The connection between interest and solidarity, or between concern for oneself and concern for others, deserves to be explained and justified. All the more so since a press release of 17 June 2020 contained a clear formulation of the question it raises:

“The European Union will not be safe until the entire world has access to a vaccine, and as such, the EU and its Member States have both a responsibility and an interest to make a vaccine universally available.” (2)

Reading this sentence, one does not believe that interest and solidarity (or, in this case, responsibility) are dissonant or incompatible. This belief may have an empirical basis. We regularly experience decisions that are motivated by a combination of selfish and moral reasons. Experience also teaches us which reason dominates the other according to the situation. For example, we believe that participation in a family party where gifts are exchanged is motivated by the mutual joy of reuniting with loved ones, not by the prospect of receiving gifts. On the other hand, being punctual at an important meeting seems to us to be as much, if not more, a matter of personal interest than of respect for others.

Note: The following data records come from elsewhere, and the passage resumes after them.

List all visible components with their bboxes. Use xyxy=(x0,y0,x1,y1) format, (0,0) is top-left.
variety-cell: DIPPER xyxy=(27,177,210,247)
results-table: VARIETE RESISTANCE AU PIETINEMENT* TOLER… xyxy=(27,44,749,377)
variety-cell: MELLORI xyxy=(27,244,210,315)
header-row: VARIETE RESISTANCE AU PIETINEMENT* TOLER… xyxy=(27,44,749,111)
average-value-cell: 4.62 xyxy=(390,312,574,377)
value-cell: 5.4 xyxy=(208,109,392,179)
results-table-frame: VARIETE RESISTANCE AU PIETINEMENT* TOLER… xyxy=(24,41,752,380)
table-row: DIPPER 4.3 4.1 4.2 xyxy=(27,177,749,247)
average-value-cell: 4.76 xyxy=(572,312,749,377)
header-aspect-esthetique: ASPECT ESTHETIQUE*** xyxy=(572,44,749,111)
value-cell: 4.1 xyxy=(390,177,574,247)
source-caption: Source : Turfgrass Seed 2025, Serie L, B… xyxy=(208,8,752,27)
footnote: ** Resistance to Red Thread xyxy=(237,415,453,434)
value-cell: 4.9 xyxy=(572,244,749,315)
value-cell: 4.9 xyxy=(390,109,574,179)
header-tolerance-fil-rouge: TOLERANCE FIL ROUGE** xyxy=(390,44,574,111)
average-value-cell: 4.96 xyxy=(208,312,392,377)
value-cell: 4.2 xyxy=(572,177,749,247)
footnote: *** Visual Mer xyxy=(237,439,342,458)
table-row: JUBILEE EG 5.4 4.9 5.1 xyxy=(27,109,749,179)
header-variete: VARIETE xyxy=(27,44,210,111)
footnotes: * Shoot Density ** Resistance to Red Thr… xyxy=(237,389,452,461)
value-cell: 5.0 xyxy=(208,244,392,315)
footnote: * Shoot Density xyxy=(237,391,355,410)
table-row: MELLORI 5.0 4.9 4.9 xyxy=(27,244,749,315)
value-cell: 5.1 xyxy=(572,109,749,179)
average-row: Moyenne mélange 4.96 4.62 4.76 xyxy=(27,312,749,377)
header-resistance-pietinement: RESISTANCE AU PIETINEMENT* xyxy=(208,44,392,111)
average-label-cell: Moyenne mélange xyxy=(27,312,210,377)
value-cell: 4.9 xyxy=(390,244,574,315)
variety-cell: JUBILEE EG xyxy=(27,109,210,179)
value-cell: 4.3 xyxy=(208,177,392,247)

The (probable) fact that interest and solidarity seem to us to be compatible can be conceptually justified. For example, we can postulate a continuity between interest understood as self-preservation and solidarity seen as the disinterested search for the well-being of others, including people who are strangers to us.

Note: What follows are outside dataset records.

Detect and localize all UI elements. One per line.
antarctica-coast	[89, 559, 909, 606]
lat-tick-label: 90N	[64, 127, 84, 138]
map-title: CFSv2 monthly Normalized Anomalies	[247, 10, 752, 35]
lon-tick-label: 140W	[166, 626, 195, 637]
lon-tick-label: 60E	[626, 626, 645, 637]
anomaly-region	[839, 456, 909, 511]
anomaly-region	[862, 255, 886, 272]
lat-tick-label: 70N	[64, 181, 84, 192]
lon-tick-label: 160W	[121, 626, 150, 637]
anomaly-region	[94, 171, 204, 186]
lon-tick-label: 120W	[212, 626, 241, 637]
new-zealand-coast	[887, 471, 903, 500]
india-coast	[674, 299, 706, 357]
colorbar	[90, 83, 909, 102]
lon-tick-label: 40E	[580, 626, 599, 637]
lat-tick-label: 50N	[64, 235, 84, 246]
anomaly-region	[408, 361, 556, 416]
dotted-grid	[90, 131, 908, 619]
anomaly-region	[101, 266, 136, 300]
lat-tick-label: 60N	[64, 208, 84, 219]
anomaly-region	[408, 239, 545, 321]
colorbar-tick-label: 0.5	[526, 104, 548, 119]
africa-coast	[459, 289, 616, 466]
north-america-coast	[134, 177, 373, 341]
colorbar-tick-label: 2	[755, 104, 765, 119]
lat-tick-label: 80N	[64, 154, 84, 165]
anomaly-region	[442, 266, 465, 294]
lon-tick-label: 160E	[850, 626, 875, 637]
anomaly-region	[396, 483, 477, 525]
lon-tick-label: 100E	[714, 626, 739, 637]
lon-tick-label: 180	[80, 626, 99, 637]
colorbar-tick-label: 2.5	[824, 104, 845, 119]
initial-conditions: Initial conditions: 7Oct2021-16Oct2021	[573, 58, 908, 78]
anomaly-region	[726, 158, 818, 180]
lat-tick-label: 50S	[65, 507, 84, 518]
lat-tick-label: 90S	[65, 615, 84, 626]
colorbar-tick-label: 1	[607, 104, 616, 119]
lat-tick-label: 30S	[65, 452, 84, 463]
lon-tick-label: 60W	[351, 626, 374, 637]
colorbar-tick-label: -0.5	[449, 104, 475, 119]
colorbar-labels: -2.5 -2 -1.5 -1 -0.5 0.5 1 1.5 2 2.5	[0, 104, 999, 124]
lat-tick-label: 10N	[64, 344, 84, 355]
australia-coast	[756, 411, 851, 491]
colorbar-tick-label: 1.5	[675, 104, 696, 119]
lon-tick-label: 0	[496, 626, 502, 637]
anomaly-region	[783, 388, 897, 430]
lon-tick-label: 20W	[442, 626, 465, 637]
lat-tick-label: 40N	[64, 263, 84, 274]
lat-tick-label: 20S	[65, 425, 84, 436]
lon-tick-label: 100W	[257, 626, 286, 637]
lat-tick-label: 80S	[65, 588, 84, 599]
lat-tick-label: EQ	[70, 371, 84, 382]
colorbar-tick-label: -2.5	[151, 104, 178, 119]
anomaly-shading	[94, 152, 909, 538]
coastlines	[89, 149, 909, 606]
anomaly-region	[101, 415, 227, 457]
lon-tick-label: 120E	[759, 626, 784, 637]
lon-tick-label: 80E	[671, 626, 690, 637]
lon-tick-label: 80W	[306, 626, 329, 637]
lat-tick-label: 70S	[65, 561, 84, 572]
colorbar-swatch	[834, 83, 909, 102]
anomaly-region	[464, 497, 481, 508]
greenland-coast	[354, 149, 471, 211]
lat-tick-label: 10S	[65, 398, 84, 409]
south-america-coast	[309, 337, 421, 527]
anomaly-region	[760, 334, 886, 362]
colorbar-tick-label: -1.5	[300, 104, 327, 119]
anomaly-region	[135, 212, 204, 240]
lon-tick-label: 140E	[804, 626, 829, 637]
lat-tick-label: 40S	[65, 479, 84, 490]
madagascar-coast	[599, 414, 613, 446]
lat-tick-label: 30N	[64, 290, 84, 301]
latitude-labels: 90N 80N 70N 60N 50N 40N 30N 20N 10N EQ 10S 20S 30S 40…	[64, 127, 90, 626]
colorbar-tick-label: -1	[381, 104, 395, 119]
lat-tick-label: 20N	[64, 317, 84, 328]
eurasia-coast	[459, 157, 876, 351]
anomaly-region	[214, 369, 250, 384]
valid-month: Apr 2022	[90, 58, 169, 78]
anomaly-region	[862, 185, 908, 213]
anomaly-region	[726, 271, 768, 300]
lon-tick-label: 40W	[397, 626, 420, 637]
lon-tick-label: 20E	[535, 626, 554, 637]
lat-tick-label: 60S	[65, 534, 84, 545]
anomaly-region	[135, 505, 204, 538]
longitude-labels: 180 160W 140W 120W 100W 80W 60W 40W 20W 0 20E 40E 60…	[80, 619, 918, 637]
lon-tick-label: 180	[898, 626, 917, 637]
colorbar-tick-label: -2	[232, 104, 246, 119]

Stoic philosophy has defended such a continuity. Cicero affirmed that, from the moment of his birth, every living being “feels an attachment for itself, and an impulse to preserve itself and to feel affection for its own constitution and for those things which tend to preserve that constitution” (3). This tendency leads, especially for human beings, to openness to the world, to cosmopolitanism, because, in the words of Jean Brun, it is “the mark of the immanence of nature in all beings, the expression of universal sympathy, the sign of the harmony of the parts with the whole” (4).

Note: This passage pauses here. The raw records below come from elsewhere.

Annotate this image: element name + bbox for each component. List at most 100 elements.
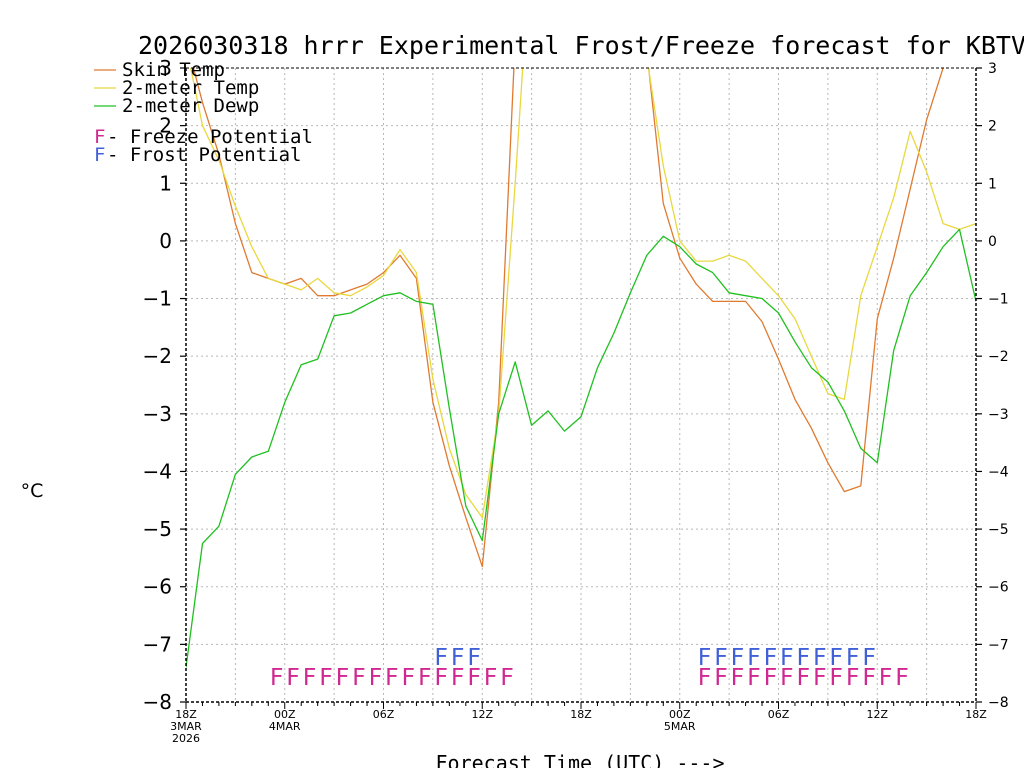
y-tick-label-right-7: −4 <box>988 464 1009 480</box>
y-tick-label-right-4: −1 <box>988 292 1009 308</box>
x-tick-label-2-0: 06Z <box>373 708 395 721</box>
freeze-marker-21: F <box>796 665 810 691</box>
frost-marker-7: F <box>763 645 777 671</box>
y-tick-label-right-5: −2 <box>988 349 1009 365</box>
y-tick-label-right-3: 0 <box>988 234 997 250</box>
freeze-marker-6: F <box>368 665 382 691</box>
y-tick-label-left-6: −3 <box>143 402 172 426</box>
frost-marker-5: F <box>730 645 744 671</box>
x-tick-label-6-0: 06Z <box>768 708 790 721</box>
y-tick-label-left-4: −1 <box>143 287 172 311</box>
chart-title: 2026030318 hrrr Experimental Frost/Freez… <box>138 31 1024 60</box>
tick-marks <box>180 67 982 709</box>
freeze-marker-9: F <box>418 665 432 691</box>
frost-marker-9: F <box>796 645 810 671</box>
y-tick-label-left-10: −7 <box>143 632 172 656</box>
freeze-marker-22: F <box>813 665 827 691</box>
potential-markers: F F F F F F F F F F F F F FF F F F F F F F F F F F F F F F F F F F F F F F F F… <box>270 645 909 691</box>
x-tick-label-1-0: 00Z <box>274 708 296 721</box>
y-axis-label: °C <box>21 480 44 502</box>
frost-marker-6: F <box>747 645 761 671</box>
series-line-2-meter-temp <box>190 68 976 519</box>
y-tick-label-left-7: −4 <box>143 459 172 483</box>
y-tick-labels-right: 3 2 1 0 −1 −2 −3 −4 −5 −6 −7 −8 <box>988 61 1009 711</box>
freeze-marker-2: F <box>303 665 317 691</box>
y-tick-label-left-8: −5 <box>143 517 172 541</box>
freeze-marker-26: F <box>879 665 893 691</box>
frost-marker-8: F <box>780 645 794 671</box>
freeze-marker-17: F <box>730 665 744 691</box>
x-tick-label-3-0: 12Z <box>471 708 493 721</box>
frost-marker-11: F <box>829 645 843 671</box>
frost-marker-0: F <box>434 645 448 671</box>
freeze-marker-1: F <box>286 665 300 691</box>
freeze-marker-12: F <box>467 665 481 691</box>
y-tick-label-right-11: −8 <box>988 695 1009 711</box>
freeze-marker-5: F <box>352 665 366 691</box>
x-tick-label-0-0: 18Z <box>175 708 197 721</box>
y-tick-label-left-5: −2 <box>143 344 172 368</box>
series-line-2-meter-dewp <box>186 228 976 668</box>
y-tick-label-left-9: −6 <box>143 575 172 599</box>
y-tick-label-right-9: −6 <box>988 580 1009 596</box>
series-line-skin-temp <box>192 68 944 568</box>
freeze-marker-10: F <box>434 665 448 691</box>
legend-entry-0: Skin Temp <box>122 59 225 81</box>
freeze-marker-20: F <box>780 665 794 691</box>
freeze-marker-23: F <box>829 665 843 691</box>
x-tick-label-0-2: 2026 <box>172 732 200 745</box>
y-tick-label-left-2: 1 <box>159 171 172 195</box>
freeze-marker-13: F <box>484 665 498 691</box>
frost-marker-4: F <box>714 645 728 671</box>
frost-marker-1: F <box>451 645 465 671</box>
y-tick-label-right-6: −3 <box>988 407 1009 423</box>
frost-marker-13: F <box>862 645 876 671</box>
legend-marker-letter-1: F <box>94 144 105 166</box>
x-tick-label-0-1: 3MAR <box>170 720 202 733</box>
freeze-marker-14: F <box>500 665 514 691</box>
frost-marker-10: F <box>813 645 827 671</box>
y-tick-label-left-11: −8 <box>143 690 172 714</box>
freeze-marker-27: F <box>895 665 909 691</box>
legend-marker-letter-0: F <box>94 126 105 148</box>
x-tick-label-5-1: 5MAR <box>664 720 696 733</box>
y-tick-labels-left: 3 2 1 0 −1 −2 −3 −4 −5 −6 −7 −8 <box>143 56 172 714</box>
y-tick-label-right-10: −7 <box>988 637 1009 653</box>
series-group <box>186 68 976 668</box>
frost-marker-12: F <box>846 645 860 671</box>
x-tick-label-4-0: 18Z <box>570 708 592 721</box>
freeze-marker-19: F <box>763 665 777 691</box>
legend-entry-2: 2-meter Dewp <box>122 95 259 117</box>
freeze-marker-3: F <box>319 665 333 691</box>
freeze-marker-11: F <box>451 665 465 691</box>
legend-entry-1: 2-meter Temp <box>122 77 259 99</box>
freeze-marker-18: F <box>747 665 761 691</box>
x-tick-label-7-0: 12Z <box>866 708 888 721</box>
y-tick-label-left-3: 0 <box>159 229 172 253</box>
legend-marker-label-1: - Frost Potential <box>107 144 301 166</box>
freeze-marker-15: F <box>698 665 712 691</box>
x-axis-label: Forecast Time (UTC) ---> <box>436 751 725 768</box>
freeze-marker-16: F <box>714 665 728 691</box>
y-tick-label-right-8: −5 <box>988 522 1009 538</box>
freeze-marker-25: F <box>862 665 876 691</box>
y-tick-label-right-1: 2 <box>988 119 997 135</box>
y-tick-label-left-0: 3 <box>159 56 172 80</box>
frost-marker-2: F <box>467 645 481 671</box>
frost-marker-3: F <box>698 645 712 671</box>
x-tick-label-5-0: 00Z <box>669 708 691 721</box>
y-tick-label-left-1: 2 <box>159 114 172 138</box>
legend-marker-label-0: - Freeze Potential <box>107 126 313 148</box>
grid-lines <box>186 67 976 703</box>
freeze-marker-7: F <box>385 665 399 691</box>
y-tick-label-right-0: 3 <box>988 61 997 77</box>
freeze-marker-0: F <box>270 665 284 691</box>
y-tick-label-right-2: 1 <box>988 176 997 192</box>
x-tick-label-8-0: 18Z <box>965 708 987 721</box>
freeze-marker-8: F <box>401 665 415 691</box>
freeze-marker-24: F <box>846 665 860 691</box>
freeze-marker-4: F <box>335 665 349 691</box>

The Greek word for this primary tendency is oikeiôsis (5). For Monique Canto-Sperber, this “feeling of appropriation […], felt first of all in relation to oneself, one’s children, one’s family, one’s friends, extends to all the other members of the species and justifies the necessary cooperation within political communities” (6).

The necessary cooperation within political communities” is a formula that is in keeping with Ursula von der Leyen’s words. All the more so as we can understand the interest she invoked as concern for the European Union, and solidarity as concern for low and middle-income communities outside the Union. Her assertion, which we quoted in the introduction, would then reproduce the most external, or cosmopolitan, parts of oikeiôsis.

But we shall see in the next article that another perspective on the relationship between interest and solidarity is possible – one that is both lucid and pessimistic.

Alain Anquetil

(1) “Speech by President von der Leyen at the European Parliament Plenary on the state of play of the EU’s COVID-19 Vaccination Strategy,” 10 February 2021.

(2) “Coronavirus: Commission unveils EU vaccines strategy (,” 17 June 2020.

(3) Cicero, De Finibus, translated by H. Harris Rackham, the Loeb Classical Library, Harvard University Press, vol. XVII, second (revised) edition, 1931.

(4) J. Brun, Le Stoïcisme, Paris, PUF, Que sais-je ?, 11th ed., 1992.

(5) See my article “Being in good order in 2020 (and beyond),” 17 January 2020.

(6) M. Canto-Sperber, Ethiques grecques, Paris, PUF, 2001.